Beyond image-level classification, the authors report creating maps showing the tumor border for three patients, describing these as visualizations that localize transitions between tumor and non-tumor predictions across imaged tissue regions. They also report that analysis of nonlinear-signal contributions to classification indicated autofluorescence played a key role in discriminating between neoplastic and non-neoplastic tissue. In addition, the paper states that accurate tumor recognition was achieved on low-lateral-resolution multiphoton images intended to mimic the use of endoscopes.

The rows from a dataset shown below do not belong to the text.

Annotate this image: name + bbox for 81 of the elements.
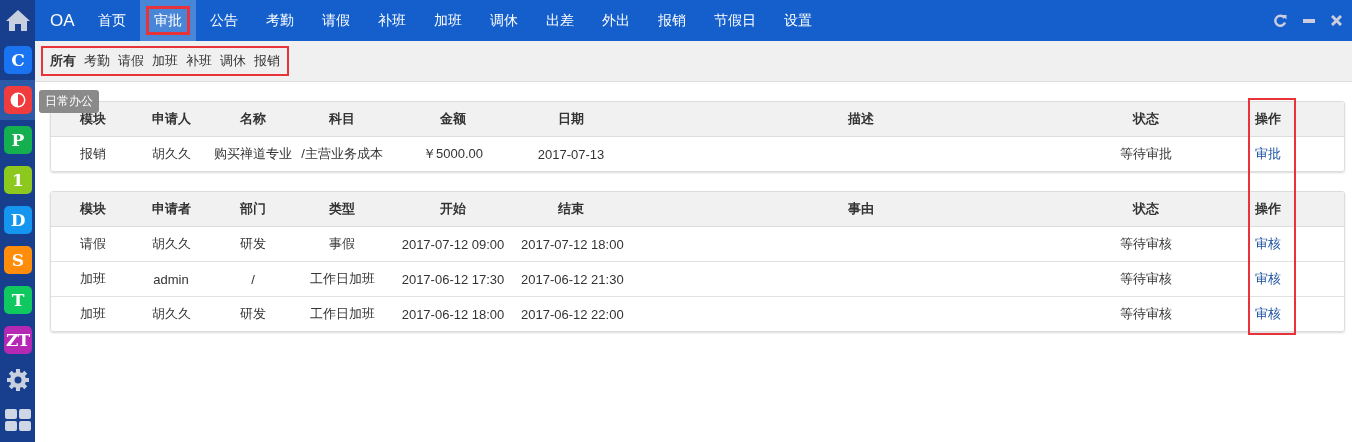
nav-tab[interactable]: 出差 — [531, 0, 588, 41]
table-cell: 请假 — [51, 226, 135, 262]
table-cell: 工作日加班 — [299, 296, 385, 331]
table-cell: 胡久久 — [135, 226, 207, 262]
filter-tab[interactable]: 考勤 — [80, 50, 114, 72]
nav-tab[interactable]: 补班 — [363, 0, 420, 41]
filter-tab[interactable]: 报销 — [250, 50, 284, 72]
action-link[interactable]: 审批 — [1254, 146, 1281, 161]
sidebar-item[interactable]: C — [0, 40, 35, 80]
filter-tab[interactable]: 补班 — [182, 50, 216, 72]
column-header: 金额 — [385, 102, 521, 137]
refresh-icon[interactable] — [1274, 14, 1287, 27]
column-header: 日期 — [521, 102, 621, 137]
nav-tab[interactable]: 报销 — [643, 0, 700, 41]
nav-tab[interactable]: 外出 — [587, 0, 644, 41]
column-header: 申请者 — [135, 192, 207, 227]
column-header: 类型 — [299, 192, 385, 227]
column-header: 描述 — [621, 102, 1101, 137]
table-cell: 购买禅道专业 — [207, 136, 299, 171]
filter-tab[interactable]: 调休 — [216, 50, 250, 72]
grid-icon[interactable] — [4, 409, 31, 431]
table-cell: 等待审核 — [1101, 261, 1191, 297]
column-header: 申请人 — [135, 102, 207, 137]
table-cell: 2017-06-12 17:30 — [385, 261, 521, 297]
nav-tab[interactable]: 首页 — [83, 0, 140, 41]
column-header: 状态 — [1101, 102, 1191, 137]
column-header: 名称 — [207, 102, 299, 137]
settings-icon[interactable] — [5, 368, 30, 392]
home-icon[interactable] — [4, 8, 31, 32]
app-icon[interactable]: ZT — [3, 326, 32, 354]
nav-tab[interactable]: 考勤 — [251, 0, 308, 41]
app-brand: OA — [49, 9, 76, 32]
action-link[interactable]: 审核 — [1254, 306, 1281, 321]
column-header: 开始 — [385, 192, 521, 227]
table-cell: 2017-07-12 09:00 — [385, 226, 521, 262]
table-cell: 2017-07-13 — [521, 136, 621, 171]
table-cell: / — [207, 261, 299, 297]
app-icon[interactable]: D — [3, 206, 32, 234]
column-header: 部门 — [207, 192, 299, 227]
table-cell: admin — [135, 261, 207, 297]
filter-tab[interactable]: 所有 — [46, 50, 80, 72]
column-header: 科目 — [299, 102, 385, 137]
table-cell: 事假 — [299, 226, 385, 262]
nav-tab[interactable]: 加班 — [419, 0, 476, 41]
tooltip: 日常办公 — [39, 90, 99, 113]
table-cell: 2017-06-12 18:00 — [385, 296, 521, 331]
table-cell: 研发 — [207, 296, 299, 331]
table-cell: /主营业务成本 — [299, 136, 385, 171]
table-cell: 等待审核 — [1101, 226, 1191, 262]
table-cell: 胡久久 — [135, 136, 207, 171]
filter-tab[interactable]: 请假 — [114, 50, 148, 72]
nav-tab[interactable]: 请假 — [307, 0, 364, 41]
minimize-icon[interactable] — [1303, 18, 1315, 23]
nav-tab[interactable]: 审批 — [139, 0, 196, 41]
filter-tab[interactable]: 加班 — [148, 50, 182, 72]
table-cell: 等待审批 — [1101, 136, 1191, 171]
table-cell: 研发 — [207, 226, 299, 262]
action-link[interactable]: 审核 — [1254, 271, 1281, 286]
column-header: 事由 — [621, 192, 1101, 227]
nav-tab[interactable]: 公告 — [195, 0, 252, 41]
app-icon[interactable]: C — [3, 46, 32, 74]
action-link[interactable]: 审核 — [1254, 236, 1281, 251]
close-icon[interactable] — [1331, 15, 1342, 26]
table-cell: 等待审核 — [1101, 296, 1191, 331]
column-header: 状态 — [1101, 192, 1191, 227]
table-cell: ￥5000.00 — [385, 136, 521, 171]
column-header: 模块 — [51, 192, 135, 227]
nav-tab[interactable]: 节假日 — [699, 0, 770, 41]
sidebar-item[interactable]: ZT — [0, 320, 35, 360]
table-cell: 加班 — [51, 296, 135, 331]
nav-tab[interactable]: 调休 — [475, 0, 532, 41]
table-cell: 报销 — [51, 136, 135, 171]
nav-tab[interactable]: 设置 — [769, 0, 826, 41]
table-cell: 胡久久 — [135, 296, 207, 331]
column-header: 操作 — [1191, 102, 1344, 137]
table-cell: 工作日加班 — [299, 261, 385, 297]
column-header: 操作 — [1191, 192, 1344, 227]
column-header: 结束 — [521, 192, 621, 227]
sidebar-item[interactable] — [0, 80, 35, 120]
sidebar-item[interactable]: D — [0, 200, 35, 240]
table-cell: 加班 — [51, 261, 135, 297]
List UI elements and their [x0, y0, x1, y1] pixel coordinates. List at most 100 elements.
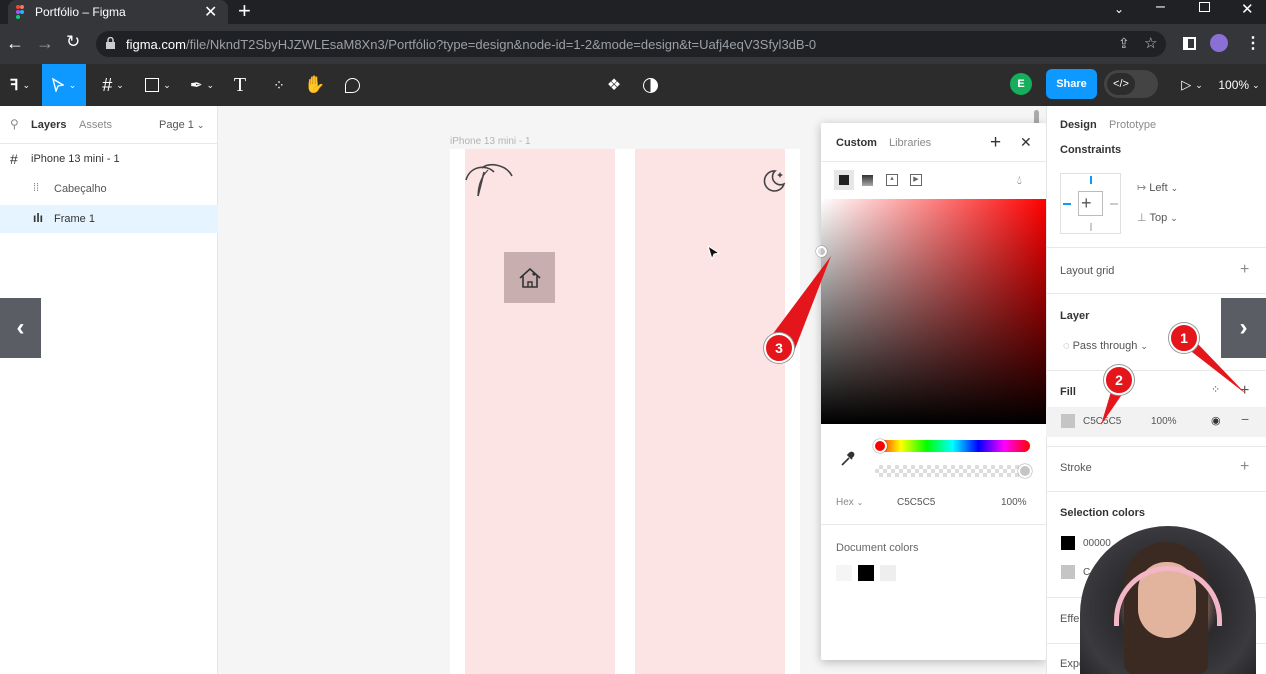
tab-assets[interactable]: Assets — [79, 119, 112, 131]
opacity-slider-handle[interactable] — [1018, 464, 1032, 478]
horizontal-constraint-dropdown[interactable]: ↦ Left ⌄ — [1137, 181, 1178, 194]
saturation-brightness-area[interactable] — [821, 199, 1046, 424]
hue-slider[interactable] — [875, 440, 1030, 452]
hand-icon: ✋ — [304, 75, 326, 94]
color-picker-handle[interactable] — [816, 246, 827, 257]
move-tool-button[interactable]: ⌄ — [42, 64, 86, 106]
constraints-widget[interactable]: + — [1060, 173, 1121, 234]
shape-tool-button[interactable]: ⌄ — [140, 64, 176, 106]
tab-prototype[interactable]: Prototype — [1109, 119, 1156, 131]
share-page-icon[interactable]: ⇪ — [1118, 35, 1130, 52]
tab-custom[interactable]: Custom — [836, 137, 877, 149]
contrast-toggle-button[interactable] — [638, 64, 662, 106]
avatar-letter: E — [1017, 78, 1025, 90]
chevron-down-icon: ⌄ — [196, 120, 205, 130]
share-button[interactable]: Share — [1046, 69, 1097, 99]
comment-tool-button[interactable] — [340, 64, 364, 106]
document-color-swatch[interactable] — [880, 565, 896, 581]
constraint-bottom-line-icon — [1090, 223, 1092, 231]
back-icon[interactable]: ← — [6, 33, 24, 54]
next-slide-button[interactable]: › — [1221, 298, 1266, 358]
hue-slider-handle[interactable] — [873, 439, 887, 453]
previous-slide-button[interactable]: ‹ — [0, 298, 41, 358]
document-color-swatch[interactable] — [836, 565, 852, 581]
remove-fill-icon[interactable]: − — [1241, 411, 1249, 427]
fill-visibility-eye-icon[interactable]: ◉ — [1211, 414, 1221, 427]
blend-mode-dropdown[interactable]: ◌ Pass through ⌄ — [1063, 340, 1148, 352]
close-tab-icon[interactable]: ✕ — [204, 2, 217, 22]
video-fill-icon[interactable]: ▶ — [910, 174, 922, 186]
selection-color-swatch[interactable] — [1061, 565, 1075, 579]
eyedropper-icon[interactable] — [840, 450, 855, 467]
add-fill-icon[interactable]: + — [1240, 383, 1249, 399]
pink-column-left[interactable] — [465, 149, 615, 674]
rectangle-icon — [145, 78, 160, 92]
figma-logo-icon: ꟻ — [9, 77, 19, 94]
new-tab-icon[interactable]: + — [238, 0, 251, 24]
fill-hex-input[interactable]: C5C5C5 — [1083, 416, 1121, 427]
vertical-arrows-icon: ⊥ — [1137, 212, 1150, 224]
browser-tab[interactable]: Portfólio – Figma ✕ — [8, 0, 228, 24]
page-selector[interactable]: Page 1 ⌄ — [159, 119, 204, 131]
constraints-label: Constraints — [1060, 144, 1122, 156]
opacity-value-input[interactable]: 100% — [1001, 497, 1027, 508]
text-tool-button[interactable]: T — [228, 64, 252, 106]
fill-opacity-input[interactable]: 100% — [1151, 416, 1177, 427]
frame-label[interactable]: iPhone 13 mini - 1 — [450, 136, 531, 147]
browser-menu-icon[interactable]: ⋮ — [1245, 33, 1261, 53]
add-style-icon[interactable]: + — [990, 132, 1001, 154]
tab-search-icon[interactable]: ⌄ — [1114, 2, 1124, 16]
style-grid-icon[interactable]: ⁘ — [1211, 383, 1220, 396]
gradient-fill-icon[interactable] — [862, 175, 873, 186]
resources-button[interactable]: ⁘ — [266, 64, 292, 106]
present-button[interactable]: ▷ ⌄ — [1176, 64, 1208, 106]
dev-mode-toggle[interactable]: </> — [1104, 70, 1158, 98]
pen-tool-button[interactable]: ✒ ⌄ — [184, 64, 220, 106]
opacity-slider[interactable] — [875, 465, 1030, 477]
blend-mode-value: Pass through — [1072, 340, 1138, 352]
close-icon[interactable]: ✕ — [1020, 134, 1032, 151]
pink-column-right[interactable] — [635, 149, 785, 674]
restore-icon[interactable] — [1199, 2, 1210, 12]
main-menu-button[interactable]: ꟻ ⌄ — [0, 64, 40, 106]
color-format-dropdown[interactable]: Hex ⌄ — [836, 497, 864, 508]
profile-avatar-icon[interactable] — [1210, 34, 1228, 52]
constraint-cross-icon: + — [1081, 193, 1092, 213]
color-format-label: Hex — [836, 497, 854, 508]
reload-icon[interactable]: ↻ — [66, 32, 80, 52]
close-window-icon[interactable]: ✕ — [1241, 0, 1254, 18]
blend-drop-icon[interactable]: 💧︎ — [1017, 173, 1022, 188]
section-divider — [1046, 491, 1266, 492]
components-button[interactable]: ❖ — [602, 64, 626, 106]
code-brackets-icon: </> — [1107, 73, 1135, 95]
zoom-button[interactable]: 100% ⌄ — [1216, 64, 1262, 106]
selection-color-hex[interactable]: 00000 — [1083, 538, 1111, 549]
layer-row[interactable]: ⁞⁞ Cabeçalho — [0, 177, 218, 203]
hand-tool-button[interactable]: ✋ — [302, 64, 328, 106]
search-icon[interactable]: ⚲ — [10, 117, 19, 131]
fill-color-swatch[interactable] — [1061, 414, 1075, 428]
home-button[interactable] — [504, 252, 555, 303]
fill-type-solid-button[interactable] — [834, 170, 854, 190]
side-panel-icon[interactable] — [1183, 37, 1196, 50]
hex-value-input[interactable]: C5C5C5 — [897, 497, 935, 508]
user-avatar[interactable]: E — [1010, 73, 1032, 95]
frame-tool-button[interactable]: # ⌄ — [92, 64, 134, 106]
annotation-number: 1 — [1180, 330, 1188, 346]
bookmark-star-icon[interactable]: ☆ — [1144, 34, 1157, 52]
minimize-icon[interactable]: – — [1156, 0, 1165, 16]
tab-layers[interactable]: Layers — [31, 119, 66, 131]
forward-icon[interactable]: → — [36, 33, 54, 54]
component-diamond-icon: ❖ — [606, 77, 622, 94]
document-color-swatch[interactable] — [858, 565, 874, 581]
add-stroke-icon[interactable]: + — [1240, 459, 1249, 475]
tab-libraries[interactable]: Libraries — [889, 137, 931, 149]
vertical-constraint-dropdown[interactable]: ⊥ Top ⌄ — [1137, 211, 1178, 224]
url-field[interactable]: figma.com /file/NkndT2SbyHJZWLEsaM8Xn3/P… — [96, 31, 1166, 57]
tab-design[interactable]: Design — [1060, 119, 1097, 131]
selection-color-swatch[interactable] — [1061, 536, 1075, 550]
layer-row-selected[interactable]: ılı Frame 1 — [0, 205, 218, 233]
image-fill-icon[interactable]: ▴ — [886, 174, 898, 186]
layer-row[interactable]: # iPhone 13 mini - 1 — [0, 147, 218, 173]
add-layout-grid-icon[interactable]: + — [1240, 262, 1249, 278]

The abstract concludes that label-free intraoperative optical histopathology of HCC has the potential to improve tumor resection margins and, if implemented in endoscopes, may enable on-site tissue analysis.

Key Takeaways:

  • The authors describe a multimodal, label-free multiphoton microscopy workflow incorporating CARS, two-photon autofluorescence, and SHG signals summarized as texture parameters for classification.
  • High test-set discrimination between HCC and non-neoplastic liver tissue was reported using a supervised neural-network classifier trained on matched patient samples.
  • Tumor border maps were reported for three patients, and the authors frame accurate recognition on low-lateral-resolution images as compatible with endoscopic-mimic implementation.